United Business Media EE Times


Search

HOMEMARKET INTELLIGENCE UNITFORUMSDESIGNNEW PRODUCTSCAREERSBLOGSCONTACTEVENTSSIGN UP!RSSMost Popular contentTrusted Sources

 
    

asic design

Tackling the System Verification of a Network Router

Two IBM labs, half a world apart, used random test generation and test coverage software to automate the verification of a multicore network router.

by Daniel Geist and Giora Biran



As in most other aspects of submicron design, the advent of the system on a chip has left its mark on verification. At the IBM labs in Haifa, Israel and Burlington, Vt., we needed to develop a new methodology to verify a complex chip containing a PowerPC processor, two buses (CPU and I/O), a memory controller, a sophisticated DMA controller, several communication controller macros (Commacs) on the I/O bus, and other small components such as an interrupt controller and bus arbiters.

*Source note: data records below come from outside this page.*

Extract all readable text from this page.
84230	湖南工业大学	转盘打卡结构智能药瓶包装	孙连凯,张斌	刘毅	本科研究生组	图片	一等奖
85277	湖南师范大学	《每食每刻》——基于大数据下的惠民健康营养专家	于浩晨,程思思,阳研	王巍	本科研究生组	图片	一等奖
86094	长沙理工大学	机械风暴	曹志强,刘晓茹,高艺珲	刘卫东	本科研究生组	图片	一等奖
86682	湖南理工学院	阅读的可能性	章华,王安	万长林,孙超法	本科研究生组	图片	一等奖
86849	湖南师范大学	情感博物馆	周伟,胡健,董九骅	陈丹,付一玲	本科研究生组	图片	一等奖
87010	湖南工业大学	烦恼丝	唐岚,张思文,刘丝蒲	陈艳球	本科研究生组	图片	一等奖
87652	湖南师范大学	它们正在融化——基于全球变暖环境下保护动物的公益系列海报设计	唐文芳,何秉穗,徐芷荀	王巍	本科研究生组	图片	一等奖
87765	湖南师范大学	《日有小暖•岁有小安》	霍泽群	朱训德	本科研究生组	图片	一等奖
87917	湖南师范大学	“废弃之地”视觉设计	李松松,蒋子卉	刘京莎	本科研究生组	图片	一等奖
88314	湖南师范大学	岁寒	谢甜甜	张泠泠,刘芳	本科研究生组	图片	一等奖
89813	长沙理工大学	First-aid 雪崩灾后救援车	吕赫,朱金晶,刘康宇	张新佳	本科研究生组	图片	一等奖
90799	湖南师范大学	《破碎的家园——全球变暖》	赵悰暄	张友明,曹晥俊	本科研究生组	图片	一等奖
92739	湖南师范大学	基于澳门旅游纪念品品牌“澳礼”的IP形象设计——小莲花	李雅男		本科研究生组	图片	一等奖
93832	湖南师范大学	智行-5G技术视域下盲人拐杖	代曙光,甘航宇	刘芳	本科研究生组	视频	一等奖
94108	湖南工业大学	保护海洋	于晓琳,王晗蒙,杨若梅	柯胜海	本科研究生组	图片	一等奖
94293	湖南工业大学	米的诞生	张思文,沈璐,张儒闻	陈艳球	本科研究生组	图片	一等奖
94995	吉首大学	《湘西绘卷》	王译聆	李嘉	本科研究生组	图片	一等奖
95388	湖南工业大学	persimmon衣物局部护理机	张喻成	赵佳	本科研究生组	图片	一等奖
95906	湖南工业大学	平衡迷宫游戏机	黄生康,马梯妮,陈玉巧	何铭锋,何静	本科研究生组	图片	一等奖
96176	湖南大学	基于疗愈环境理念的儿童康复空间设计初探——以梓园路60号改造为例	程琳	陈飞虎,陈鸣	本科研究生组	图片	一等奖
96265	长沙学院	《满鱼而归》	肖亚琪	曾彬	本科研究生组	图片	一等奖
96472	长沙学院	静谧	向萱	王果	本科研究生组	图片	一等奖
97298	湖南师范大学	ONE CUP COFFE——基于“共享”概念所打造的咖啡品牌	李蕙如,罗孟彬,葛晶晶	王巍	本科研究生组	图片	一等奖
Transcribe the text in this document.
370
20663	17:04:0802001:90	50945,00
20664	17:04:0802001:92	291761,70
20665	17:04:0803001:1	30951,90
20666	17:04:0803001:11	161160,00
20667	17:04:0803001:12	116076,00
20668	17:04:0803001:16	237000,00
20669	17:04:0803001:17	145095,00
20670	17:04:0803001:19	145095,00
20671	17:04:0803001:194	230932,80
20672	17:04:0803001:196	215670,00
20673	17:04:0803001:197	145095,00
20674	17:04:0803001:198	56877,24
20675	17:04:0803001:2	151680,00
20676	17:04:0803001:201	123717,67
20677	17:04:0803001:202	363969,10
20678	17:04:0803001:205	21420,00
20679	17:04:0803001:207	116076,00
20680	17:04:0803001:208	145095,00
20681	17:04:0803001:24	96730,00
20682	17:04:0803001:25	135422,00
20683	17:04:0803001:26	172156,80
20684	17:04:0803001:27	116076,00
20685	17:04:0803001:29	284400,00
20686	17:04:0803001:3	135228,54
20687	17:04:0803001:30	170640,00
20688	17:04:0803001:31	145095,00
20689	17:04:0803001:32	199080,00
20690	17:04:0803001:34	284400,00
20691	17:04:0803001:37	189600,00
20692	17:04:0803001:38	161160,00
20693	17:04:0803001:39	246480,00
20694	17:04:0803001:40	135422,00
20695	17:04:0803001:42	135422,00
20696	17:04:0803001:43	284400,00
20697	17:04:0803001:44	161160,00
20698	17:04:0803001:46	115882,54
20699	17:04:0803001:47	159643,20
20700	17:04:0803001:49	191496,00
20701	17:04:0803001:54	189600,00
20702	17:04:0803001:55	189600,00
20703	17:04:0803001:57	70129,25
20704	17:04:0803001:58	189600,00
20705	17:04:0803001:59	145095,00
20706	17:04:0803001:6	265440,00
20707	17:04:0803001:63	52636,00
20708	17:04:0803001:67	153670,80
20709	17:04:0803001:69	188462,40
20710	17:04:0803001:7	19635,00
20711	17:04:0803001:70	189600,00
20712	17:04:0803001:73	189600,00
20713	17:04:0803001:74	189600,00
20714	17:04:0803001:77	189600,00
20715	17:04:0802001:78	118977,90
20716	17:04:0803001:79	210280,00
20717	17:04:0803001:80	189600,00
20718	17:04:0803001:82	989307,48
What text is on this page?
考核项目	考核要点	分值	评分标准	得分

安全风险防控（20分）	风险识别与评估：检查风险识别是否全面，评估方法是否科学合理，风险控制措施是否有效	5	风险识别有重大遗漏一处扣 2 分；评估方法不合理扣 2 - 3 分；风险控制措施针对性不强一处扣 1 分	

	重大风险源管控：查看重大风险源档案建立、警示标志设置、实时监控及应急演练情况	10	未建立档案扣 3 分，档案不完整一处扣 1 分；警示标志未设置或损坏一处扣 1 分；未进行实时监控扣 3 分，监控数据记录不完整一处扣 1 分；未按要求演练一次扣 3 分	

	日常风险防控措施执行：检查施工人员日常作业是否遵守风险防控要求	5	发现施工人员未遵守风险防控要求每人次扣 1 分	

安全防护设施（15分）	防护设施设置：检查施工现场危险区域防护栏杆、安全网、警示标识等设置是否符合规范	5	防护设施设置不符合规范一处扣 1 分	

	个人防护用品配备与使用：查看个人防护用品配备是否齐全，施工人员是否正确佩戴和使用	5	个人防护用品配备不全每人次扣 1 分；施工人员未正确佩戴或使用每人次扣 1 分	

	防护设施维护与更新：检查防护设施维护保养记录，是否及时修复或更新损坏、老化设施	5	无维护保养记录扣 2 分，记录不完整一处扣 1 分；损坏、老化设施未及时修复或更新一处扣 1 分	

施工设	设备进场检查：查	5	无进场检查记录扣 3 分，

We considered our particular verification problem especially challenging because we lacked both prior experience and existing solutions. As one of the lead designers put it, "How is it possible to verify this thing?" Fortunately, we did have experience verifying systems built from different components, and thus could rely on that prior knowledge to develop our new approach. The end result worked well.

The system verification process lasted for about six months, starting earlier than usual because of tight project schedules. As a result, bringing up the verification environment was harder than it should have been. Fortunately, since we based our checks on expected results, we could very quickly perform basic testing and checking. In fact, the expected results checking mechanism, once in place, required negligible maintenance. Nonetheless, Monkton--a network router--offered quite a verification challenge because it wasn't a single unit, but rather a complex system of units connected by way of different bus or channel protocols (see "The Network Router"). Simply put, it required the development of a brand-new verification methodology.

Test goals
The first phase of the methodology was to decide on where to focus testing. Our previous experience in system verification consisted of verifying an IC as a system, rather than as a collection of functional units. However, the new chip demanded a change in overall strategy; other systems, for example, require much more effort at the unit level than at the system level. In addition, most other systems contain a single well-known configuration, whereas we designed this chip to support several different configurations. These multiple configurations increased verification difficulty, but another feature--the limited functionality of the internal cores--offset that difficulty by reducing unit testing to only those functions available in the IC. Therefore, we devoted a substantial portion of the testing to exercising different system configurations.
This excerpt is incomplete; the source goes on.